Fall stargazing is about to get even more exciting. On October 14, 2023, the Moon will partially block the Sun, turning it into a stunning "ring of fire." The annular — Latin for ring-shaped — solar eclipse will be visible within a roughly 125-mile-wide (201 km) path from Oregon to Texas. The last time the US witnessed an annular eclipse was on May 20, 2012. The next time will not be until July 2084!
An annular eclipse is similar to a total eclipse. The Moon, Earth, and Sun are aligned so that the Moon moves directly in front of the Sun as viewed from Earth. However, since the Moon is at its farthest distance from Earth, it appears smaller and does not entirely block out the light from the Sun. This results in an incredible "ring of fire" around the Moon.

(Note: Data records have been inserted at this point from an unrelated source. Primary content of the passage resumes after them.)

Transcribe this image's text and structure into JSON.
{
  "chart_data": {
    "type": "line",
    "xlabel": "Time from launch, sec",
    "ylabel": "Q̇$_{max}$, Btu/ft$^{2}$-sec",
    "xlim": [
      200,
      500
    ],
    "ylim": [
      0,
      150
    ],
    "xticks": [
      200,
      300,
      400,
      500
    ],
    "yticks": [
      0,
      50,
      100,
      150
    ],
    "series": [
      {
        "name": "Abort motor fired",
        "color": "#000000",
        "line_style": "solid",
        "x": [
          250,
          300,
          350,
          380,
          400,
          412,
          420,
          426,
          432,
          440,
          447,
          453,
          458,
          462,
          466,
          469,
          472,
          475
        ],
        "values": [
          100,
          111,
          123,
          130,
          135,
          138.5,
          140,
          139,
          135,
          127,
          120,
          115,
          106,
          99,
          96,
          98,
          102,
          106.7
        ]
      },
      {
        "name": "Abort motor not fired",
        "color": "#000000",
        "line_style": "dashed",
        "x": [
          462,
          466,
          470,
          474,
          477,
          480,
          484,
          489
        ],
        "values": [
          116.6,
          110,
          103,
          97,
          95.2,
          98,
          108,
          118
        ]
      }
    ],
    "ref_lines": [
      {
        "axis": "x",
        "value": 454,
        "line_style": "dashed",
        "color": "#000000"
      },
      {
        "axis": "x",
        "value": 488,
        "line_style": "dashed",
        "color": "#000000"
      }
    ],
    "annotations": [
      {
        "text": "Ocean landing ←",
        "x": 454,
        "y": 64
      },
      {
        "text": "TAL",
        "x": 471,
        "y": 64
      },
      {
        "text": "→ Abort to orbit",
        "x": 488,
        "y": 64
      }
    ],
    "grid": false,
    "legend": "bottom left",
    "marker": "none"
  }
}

The annular solar eclipse's path
In the US, the annular solar eclipse will begin in Oregon at 9:13 AM PDT and head downward across Nevada, Utah, and New Mexico. It will also encompass parts of Idaho, California, Arizona, and Colorado, before exiting into the Gulf of Mexico at Corpus Christi, Texas, at 12:03 AM CDT (10:03 AM PDT).
From there, the eclipse will cross over Mexico and Central America, before ending over the Atlantic Ocean. Those just outside its narrow path will be able to see a partial eclipse. The Moon will appear to have taken a big chunk (65 percent) out of the Sun.

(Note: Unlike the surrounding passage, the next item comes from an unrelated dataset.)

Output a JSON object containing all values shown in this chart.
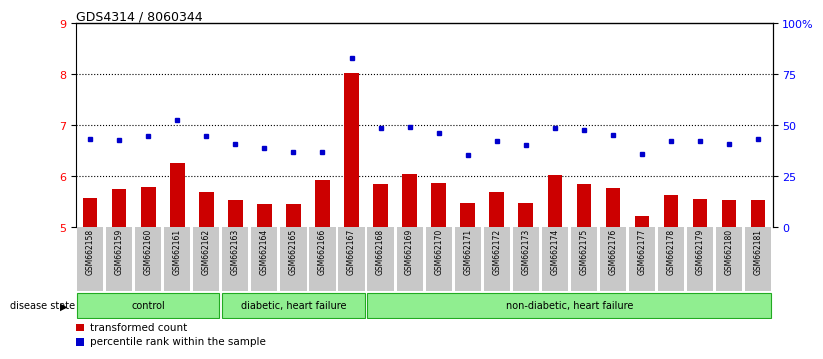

The entire eclipse — from when the Moon starts to block the Sun until it is back to normal — will last about 2 1/2 to three hours in any given area. The "ring of fire" portion will be visible for three to five minutes, depending on location.
How to view the eclipse
If you are among the fortunate ones in the eclipse's path, seek out a clear viewing area. You can go to a beach or to the top of a tall building. Also, always use solar eclipse glasses to prevent eye damage. The special glasses are available for free at libraries across the US. If you cannot get a pair, make a pinhole camera and project the Sun's disk onto paper or another surface.
Eclipses come in pairs!
Those unable to see the annular or partial eclipse will be pleased to know that eclipses come in pairs. A solar eclipse is usually followed by a lunar eclipse and vice versa. The celestial events usually occur within two weeks of each other during an "eclipse season."
This means a partial lunar eclipse will occur on October 28, 2023. Unlike solar eclipses, lunar eclipses can be seen wherever the Moon is above the horizon. This month, that will include Asia, Russia, Africa, the Americas, Europe, Antarctica, and Oceania.
If that is not exciting enough, on April 8, 2024, the Moon will cover the Sun's entire disk for a few minutes. The spectacular total solar eclipse will be visible across Mexico, the central United States, and eastern Canada.